Sh-h-h-h!
I’ve written memoirs for a number of celebrities and it’s often a struggle to get them finished. Not because I don’t work fast enough or because they don’t like them. It’s about the element of surprise that the celebrity faces when they dig deep. Sometimes they find something they thought they had tucked away a long time ago and there it is, rearing its ugly head. They don’t know what to do with it so they start to feel cornered. I always get it finished but not before they come up with all manner of ways to dodge the truth and avoid finishing the book.
One woman got pregnant and she was nauseous all the time. Another woman went on a drunken bender. A man decided to go on tour when we had one month left. Another man who wasn’t a writer decided he wanted to start over and write the book himself. And a woman filled up her schedule with so much to do, she didn’t have time for the interviews.
I don’t blame them. Many of them just don’t want to look into the proverbial mirror and expose their human frailties As if they didn’t have any.
And then there was Grace Slick. One of the first rock and roll women to hit it big in the time of Janis Joplin, she didn’t have filters. If she said it in the interview, I could write it. That made for a great book but she was the exception to the rule. I once ghostwrote a memoir for a legendary diva who wanted the word “Secrets” in her title. She was candid in our interviews but a few days before the deadline, she chopped up the manuscript and whitewashed anything that made her seem human. There were no confessions, no revelations and above all, no secrets. The book hit the bestseller list because of her name and the promise in the title, but when it didn’t deliver, it fell off the list in one week. That was no surprise.
We all have secrets about what we did in life, what we thought and what shames us. We have the right to keep certain things under wraps, especially when they have to do with exposing other people. Or we may not have had time to process them yet. That makes sense but if you’re writing a memoir, you have to be willing to say the things that other people are afraid to say.
While secrets are yours to keep for protection, some of them can be damning and dangerous. A woman I know was married to a man in the nineteen eighties who was a renowned professor at an Ivy League college. When he found out he had HIV, the first thing he told her was, “Don’t tell anybody.” He pretended he had cancer and he died without anyone knowing the truth. My friend was also diagnosed with HIV, she managed to survive, but she told me, “As bad as the illness was, keeping the secret was much worse. It nearly killed me.”
In 2014, when I was writing my memoir, I had some decisions to make. Would I tell the truth about things that made me cringe? Things that I was ashamed of? Would I finesse what had happened in order to feel better about myself? I went back and forth in my mind and I made a commitment to remove the filters like Grace did and tell the truth. I was sure that whatever I had done, so had other people.

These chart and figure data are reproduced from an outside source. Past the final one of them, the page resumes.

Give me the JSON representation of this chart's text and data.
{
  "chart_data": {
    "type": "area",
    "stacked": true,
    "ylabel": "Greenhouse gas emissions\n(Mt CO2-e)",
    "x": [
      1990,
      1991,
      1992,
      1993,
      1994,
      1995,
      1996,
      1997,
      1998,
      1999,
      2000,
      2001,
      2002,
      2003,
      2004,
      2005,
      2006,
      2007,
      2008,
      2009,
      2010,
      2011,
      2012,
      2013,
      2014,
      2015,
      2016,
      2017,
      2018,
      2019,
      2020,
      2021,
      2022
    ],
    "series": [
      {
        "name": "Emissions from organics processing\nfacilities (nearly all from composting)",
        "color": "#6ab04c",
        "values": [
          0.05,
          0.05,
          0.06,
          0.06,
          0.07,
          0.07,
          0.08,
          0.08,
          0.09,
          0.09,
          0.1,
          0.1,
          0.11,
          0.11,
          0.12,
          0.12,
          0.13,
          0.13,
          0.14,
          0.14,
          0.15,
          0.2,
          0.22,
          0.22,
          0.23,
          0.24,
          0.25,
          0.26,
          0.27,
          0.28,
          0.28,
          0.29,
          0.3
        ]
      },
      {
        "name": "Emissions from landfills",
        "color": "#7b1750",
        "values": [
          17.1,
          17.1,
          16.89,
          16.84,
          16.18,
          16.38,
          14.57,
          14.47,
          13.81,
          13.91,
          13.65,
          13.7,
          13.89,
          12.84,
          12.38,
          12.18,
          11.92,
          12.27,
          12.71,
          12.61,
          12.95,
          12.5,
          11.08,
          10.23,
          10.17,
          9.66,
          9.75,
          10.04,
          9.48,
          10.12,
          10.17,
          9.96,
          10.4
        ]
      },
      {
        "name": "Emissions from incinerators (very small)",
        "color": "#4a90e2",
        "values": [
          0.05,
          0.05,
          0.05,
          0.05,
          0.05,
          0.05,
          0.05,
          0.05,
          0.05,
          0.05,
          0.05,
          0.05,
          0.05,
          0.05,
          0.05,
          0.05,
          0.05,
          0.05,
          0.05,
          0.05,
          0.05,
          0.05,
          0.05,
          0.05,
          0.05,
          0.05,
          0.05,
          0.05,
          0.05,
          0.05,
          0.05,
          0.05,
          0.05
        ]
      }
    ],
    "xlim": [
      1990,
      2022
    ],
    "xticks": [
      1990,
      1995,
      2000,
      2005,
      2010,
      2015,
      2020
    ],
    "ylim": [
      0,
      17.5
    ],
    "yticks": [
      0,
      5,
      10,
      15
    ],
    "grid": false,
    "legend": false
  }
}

When my book was published, I was invited to a book club of women to discuss my memoir. One of them asked me, “How could you tell that story about your abusive relationship? Doesn’t it make you feel ashamed?”
“No,” I said. “I’m not that special. What woman in this room hasn’t done things that embarrass them? Who in this room didn’t have a bad relationship?”
They all looked down at their hands. When they looked back at me, they had softened. It appeared that they knew what I was talking about and they could relate to me. I was gratified, not because I’d written my stories to help other people heal. I had written them for my own healing and if someone else felt better for it, that made me feel less alone.
I sometimes come up against judgments when I post my weekly blog. I’m painfully honest and most of my followers are on board. But every so often, someone tells me what I did wrong and how I could improve my life. When I expose something sensitive about myself, I’m not asking for advice. I want the experience of telling the truth about myself to myself, and to other people. I think it’s far better to shock someone than bore them with useless information that doesn’t ring true. It’s good to remember that we all get embarrassed. We all get angry. We all get frightened. We all fall in love. And we all have secrets. However different our lives may be or how different we may look on the outside, we are all the same on the inside.